I valori ottimali rientrano in 200 milligrammi per decilitro di sangue per il totale, fra i 100 e i 129 mg/dl per quello cattivo (anche se vengono considerati normali livelli uguali o inferiori a 160 mg/dl) mentre quello buono dovrebbe corrispondere a un valore uguale o superiore a 50 mg/dl.

Una giusta attenzione è bene darla all’alimentazione.

Gli esperti raccomandano di seguire alcuni semplici e basilari regole per combattere e abbassare il colesterolo alto, o prevenirne la sua insorgenza.
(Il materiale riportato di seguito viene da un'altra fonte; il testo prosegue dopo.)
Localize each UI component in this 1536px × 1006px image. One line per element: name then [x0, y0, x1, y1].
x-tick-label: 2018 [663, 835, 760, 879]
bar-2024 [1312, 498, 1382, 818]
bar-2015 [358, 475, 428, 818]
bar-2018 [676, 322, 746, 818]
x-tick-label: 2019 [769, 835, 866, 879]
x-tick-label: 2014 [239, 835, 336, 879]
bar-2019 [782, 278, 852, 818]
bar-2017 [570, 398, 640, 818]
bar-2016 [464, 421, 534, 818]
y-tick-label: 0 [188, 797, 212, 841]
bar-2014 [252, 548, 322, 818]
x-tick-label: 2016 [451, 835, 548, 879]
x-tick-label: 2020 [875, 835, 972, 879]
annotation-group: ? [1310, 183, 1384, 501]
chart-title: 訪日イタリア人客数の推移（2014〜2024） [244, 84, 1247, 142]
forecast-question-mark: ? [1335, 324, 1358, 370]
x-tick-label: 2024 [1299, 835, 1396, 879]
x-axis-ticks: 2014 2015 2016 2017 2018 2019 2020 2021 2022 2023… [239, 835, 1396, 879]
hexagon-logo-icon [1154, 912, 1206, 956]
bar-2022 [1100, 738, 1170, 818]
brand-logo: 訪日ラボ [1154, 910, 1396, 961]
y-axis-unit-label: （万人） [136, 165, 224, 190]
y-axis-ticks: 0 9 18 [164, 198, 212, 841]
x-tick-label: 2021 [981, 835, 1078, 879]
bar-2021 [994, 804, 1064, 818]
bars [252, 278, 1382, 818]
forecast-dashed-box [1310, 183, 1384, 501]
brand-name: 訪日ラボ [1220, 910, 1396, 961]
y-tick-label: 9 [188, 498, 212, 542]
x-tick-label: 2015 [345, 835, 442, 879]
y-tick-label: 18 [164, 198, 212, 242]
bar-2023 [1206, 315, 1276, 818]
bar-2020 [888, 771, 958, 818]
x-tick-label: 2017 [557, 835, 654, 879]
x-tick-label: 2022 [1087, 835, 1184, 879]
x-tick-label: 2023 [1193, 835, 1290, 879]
Ecco allora che è opportuno prediligere frutta e verdura di stagione, legumi e pesce come il salmone in quanto ricco di grassi buoni (omega-3), cereali integrali. E ancora, carni bianche magre (pollo, tacchino, coniglio, vitello, agnello, capretto) e come condimento grassi vegetali come l’olio evo o di vinacciolo. Evitare invece e ridurre al minimo carni rosse, insaccati, latte e derivati del latte (in particolare i formaggi stagionati).

E se si è fuori casa sulla pizza aggiungete le verdure, optate per pasta integrale o quinoa se preferite un primo, o pane integrale se volete mangiare un panino. Come farcitura va molto bene un’insalata, pomodoro e formaggio magro o affettati magri di tacchino, pollo, bresaola.